Tuesday, June 19, 2007

Predicting the 2007 Western States Winner

Greg Crowther has posted a fun contest on his blog. Predict the winner of this year's WS100 and collect one of three cool prizes :)
I'll be at Ws100 myself this weekend, pacing my friend Dave Yeakel Jr. from Forest Hill to Auburn Saturday night and I'm really looking forward to it.
I heard Sean Meissner will be out there pacing too and Chihping Fu will be crewing and part of the safety patrol as well. Should be good preparation for TRT100.
Next up, the Oracle 5K on Thursday.

Saturday, June 2, 2007

Running for the Community

The 10K Altitude Profile

On Saturday, I joined a crowd of runners (it seemed like more than 200, but I am not sure) in Grass Valley for the first annual Run for the Community 5K/10K. The event was hosted by the Twin Cities Church and was the fifth run in the Gold Country Grand Prix series.

I had scouted out the course with Sid Heaton last week and it was a good thing we did. The course (especially the last half of the 10K) was a lot harder that I had expected for a Grass Valley run. It almost reminded me of the Salmon Run and some parts were actually steeper.
Arriving on race day, you could not tell that this was the first time the event was ever hosted. The race was extremely well organized. There were nice technical shirts, prizes (including actual trophies), and lots of volunteers and water stations on the course.
The race started at 8:30 and at that time it was already hot. During my warmup, I had stashed a bottle of water around the three-mile mark, which would come in handy. A high school runner from Reno, NV who ended up winning the race, Reno's Chris Bodelato, and Sid Heaton led the 5K, and I followed closely, followed by V Neelakantan and Dixon's Greg Ngo, who recently finished an unbelievable bike ride across the US in 28 days. I knew the last two miles of the race were going to be a tough uphill, so I decided to go out hard, taking advantage of the downhills. The first mile, which led us into a beautiful cherry orchard, flew by in 5:38.
After about three miles, we crossed the Rough and Ready Highway, which marked the start of the long downhill to the Kubich's Lumber Mill (as seen in the Hallmark movie The Christmas Card). Some sections were extremely steep and at one point I felt like I was actually flying, reaching a maximum speed of 15.7 miles an hour (per my Garmin Forerunner)!

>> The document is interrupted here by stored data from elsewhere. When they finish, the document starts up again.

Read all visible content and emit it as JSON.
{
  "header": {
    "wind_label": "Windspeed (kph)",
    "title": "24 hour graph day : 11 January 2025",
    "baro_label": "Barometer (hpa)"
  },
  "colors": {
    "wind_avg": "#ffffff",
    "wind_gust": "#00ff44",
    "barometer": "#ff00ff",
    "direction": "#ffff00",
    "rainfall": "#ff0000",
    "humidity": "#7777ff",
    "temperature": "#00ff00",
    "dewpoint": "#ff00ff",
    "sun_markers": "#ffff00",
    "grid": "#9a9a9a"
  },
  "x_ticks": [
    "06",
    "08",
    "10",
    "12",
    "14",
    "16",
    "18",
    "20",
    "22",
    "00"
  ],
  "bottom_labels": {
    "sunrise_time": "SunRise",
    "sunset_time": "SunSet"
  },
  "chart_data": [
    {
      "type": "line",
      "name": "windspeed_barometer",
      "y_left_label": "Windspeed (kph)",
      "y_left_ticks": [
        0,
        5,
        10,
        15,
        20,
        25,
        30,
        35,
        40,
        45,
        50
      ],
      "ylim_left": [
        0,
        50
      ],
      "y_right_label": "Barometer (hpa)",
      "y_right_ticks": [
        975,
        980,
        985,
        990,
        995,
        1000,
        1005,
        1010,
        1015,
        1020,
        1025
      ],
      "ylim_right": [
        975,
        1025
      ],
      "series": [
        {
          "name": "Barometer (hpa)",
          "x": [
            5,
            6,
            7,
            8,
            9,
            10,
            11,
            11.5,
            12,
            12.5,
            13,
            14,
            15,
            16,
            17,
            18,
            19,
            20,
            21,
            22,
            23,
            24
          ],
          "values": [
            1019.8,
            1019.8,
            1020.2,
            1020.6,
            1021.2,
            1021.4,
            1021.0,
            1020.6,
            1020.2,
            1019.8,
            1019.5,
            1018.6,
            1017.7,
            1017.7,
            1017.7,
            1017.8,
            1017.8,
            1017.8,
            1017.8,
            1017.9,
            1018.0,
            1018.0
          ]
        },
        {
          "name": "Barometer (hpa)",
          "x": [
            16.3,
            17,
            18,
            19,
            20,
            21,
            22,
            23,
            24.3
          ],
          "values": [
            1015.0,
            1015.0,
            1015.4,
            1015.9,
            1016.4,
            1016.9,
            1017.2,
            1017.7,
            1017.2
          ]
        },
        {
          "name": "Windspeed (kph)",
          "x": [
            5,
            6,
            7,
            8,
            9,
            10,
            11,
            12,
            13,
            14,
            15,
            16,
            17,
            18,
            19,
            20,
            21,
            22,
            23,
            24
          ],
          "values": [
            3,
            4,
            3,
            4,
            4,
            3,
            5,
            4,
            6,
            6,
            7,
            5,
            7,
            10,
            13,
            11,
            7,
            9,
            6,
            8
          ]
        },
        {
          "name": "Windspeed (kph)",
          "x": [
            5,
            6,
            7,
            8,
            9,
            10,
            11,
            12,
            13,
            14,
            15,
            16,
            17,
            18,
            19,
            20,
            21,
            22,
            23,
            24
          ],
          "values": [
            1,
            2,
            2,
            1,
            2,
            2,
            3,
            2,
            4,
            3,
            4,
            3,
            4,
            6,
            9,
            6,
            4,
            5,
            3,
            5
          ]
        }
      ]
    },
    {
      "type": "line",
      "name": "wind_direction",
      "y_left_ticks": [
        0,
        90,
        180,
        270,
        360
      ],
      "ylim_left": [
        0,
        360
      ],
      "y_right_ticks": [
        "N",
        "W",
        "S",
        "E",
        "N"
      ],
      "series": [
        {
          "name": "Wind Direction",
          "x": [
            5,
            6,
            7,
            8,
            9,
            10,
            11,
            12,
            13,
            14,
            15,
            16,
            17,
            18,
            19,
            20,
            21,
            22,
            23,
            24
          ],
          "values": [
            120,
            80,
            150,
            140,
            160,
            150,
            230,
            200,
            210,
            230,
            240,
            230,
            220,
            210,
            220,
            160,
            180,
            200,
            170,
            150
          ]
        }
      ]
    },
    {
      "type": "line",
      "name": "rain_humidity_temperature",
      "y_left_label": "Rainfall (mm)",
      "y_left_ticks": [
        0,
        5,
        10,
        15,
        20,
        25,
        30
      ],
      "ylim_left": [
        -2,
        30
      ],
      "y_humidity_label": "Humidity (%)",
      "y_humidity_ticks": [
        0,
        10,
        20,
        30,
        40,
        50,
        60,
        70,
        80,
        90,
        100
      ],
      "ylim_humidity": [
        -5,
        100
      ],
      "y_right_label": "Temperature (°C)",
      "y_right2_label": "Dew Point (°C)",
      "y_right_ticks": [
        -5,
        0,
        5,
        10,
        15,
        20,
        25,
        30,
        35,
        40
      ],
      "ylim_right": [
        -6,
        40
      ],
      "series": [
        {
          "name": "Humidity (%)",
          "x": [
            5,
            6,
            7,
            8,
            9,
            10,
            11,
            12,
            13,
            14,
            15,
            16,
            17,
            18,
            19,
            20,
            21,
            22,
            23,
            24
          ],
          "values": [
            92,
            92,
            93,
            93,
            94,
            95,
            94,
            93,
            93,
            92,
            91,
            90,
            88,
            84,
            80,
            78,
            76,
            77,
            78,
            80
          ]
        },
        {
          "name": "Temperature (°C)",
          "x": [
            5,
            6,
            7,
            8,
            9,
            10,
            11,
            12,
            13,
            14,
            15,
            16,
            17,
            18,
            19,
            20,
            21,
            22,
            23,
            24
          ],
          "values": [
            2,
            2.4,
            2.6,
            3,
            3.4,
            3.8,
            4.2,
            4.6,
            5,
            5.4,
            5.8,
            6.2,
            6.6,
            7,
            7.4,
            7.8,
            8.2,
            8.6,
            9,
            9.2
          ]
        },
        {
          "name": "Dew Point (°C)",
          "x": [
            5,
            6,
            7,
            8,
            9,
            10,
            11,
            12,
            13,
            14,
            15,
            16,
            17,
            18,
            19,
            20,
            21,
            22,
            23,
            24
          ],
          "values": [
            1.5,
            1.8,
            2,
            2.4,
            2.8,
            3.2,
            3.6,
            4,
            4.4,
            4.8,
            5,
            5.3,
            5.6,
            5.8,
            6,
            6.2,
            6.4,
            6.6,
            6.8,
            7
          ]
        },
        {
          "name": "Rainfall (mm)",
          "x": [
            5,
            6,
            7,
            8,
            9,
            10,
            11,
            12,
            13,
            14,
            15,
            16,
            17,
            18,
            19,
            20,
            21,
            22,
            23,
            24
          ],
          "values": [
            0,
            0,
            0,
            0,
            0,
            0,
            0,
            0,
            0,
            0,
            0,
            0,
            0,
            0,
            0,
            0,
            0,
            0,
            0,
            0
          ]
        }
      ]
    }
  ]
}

Of course the fun was short-lived, because, after turning around at the lumber mill, everybody had to climb back up the hill. The Bannister-like speed was instantly replaced with a slow shuffle. Greg and V were not that far behind me, so I kept moving forward as fast as I could.
Half-way up the hill there was a flat, 1-mile irrigation ditch trail section that allowed us to catch a breath. It was another out and back section, and at the turnaround point I was in roughly the same position compared to Greg and V as before.
The last 3/4-mile section was back up the hill, with a somewhat flat finish into the parking lot. A lot of the 5K runners that had already finished were cooling down and offered encouragement. I was able to hang on to my first place, finishing in 44:25. Greg came in second, followed by V.
Rocky had already finished the 5K in about 33 minutes and our friend Marie who ran the 5K finished second in her age group. Vicky walked the 5K with another friend and shortly after they arrived, Sean and his friend Hayes finished the 10K in about 1:09, a great time considering the tough course. Sean increased his lead in the Grand Prix with his first place in the 12 and under AG, while Hayes came in second in the 13-15 AG behind Austin Violette, who will be part of the crew that is going to film the Western States 100 mile race this year.
We all had a great time. There was lots of hardware to take home; I received a nice trophy (see below) and the boys received nice medals. After the awards ceremony, we were off to the Wisdom Cafe in Nevada City for a nice coffee.
Next up, a big running day on June 23rd. First, the Habitat Trail Run Half Marathon in the morning, and later that day I'll be pacing my friend Dave Yeakel Jr. from the East Coast from Forest Hill to Auburn (38 miles) at Western States 100 . Good preparation for the TRT100!

Note: I left my camera's memory card in the computer, so no pictures this time.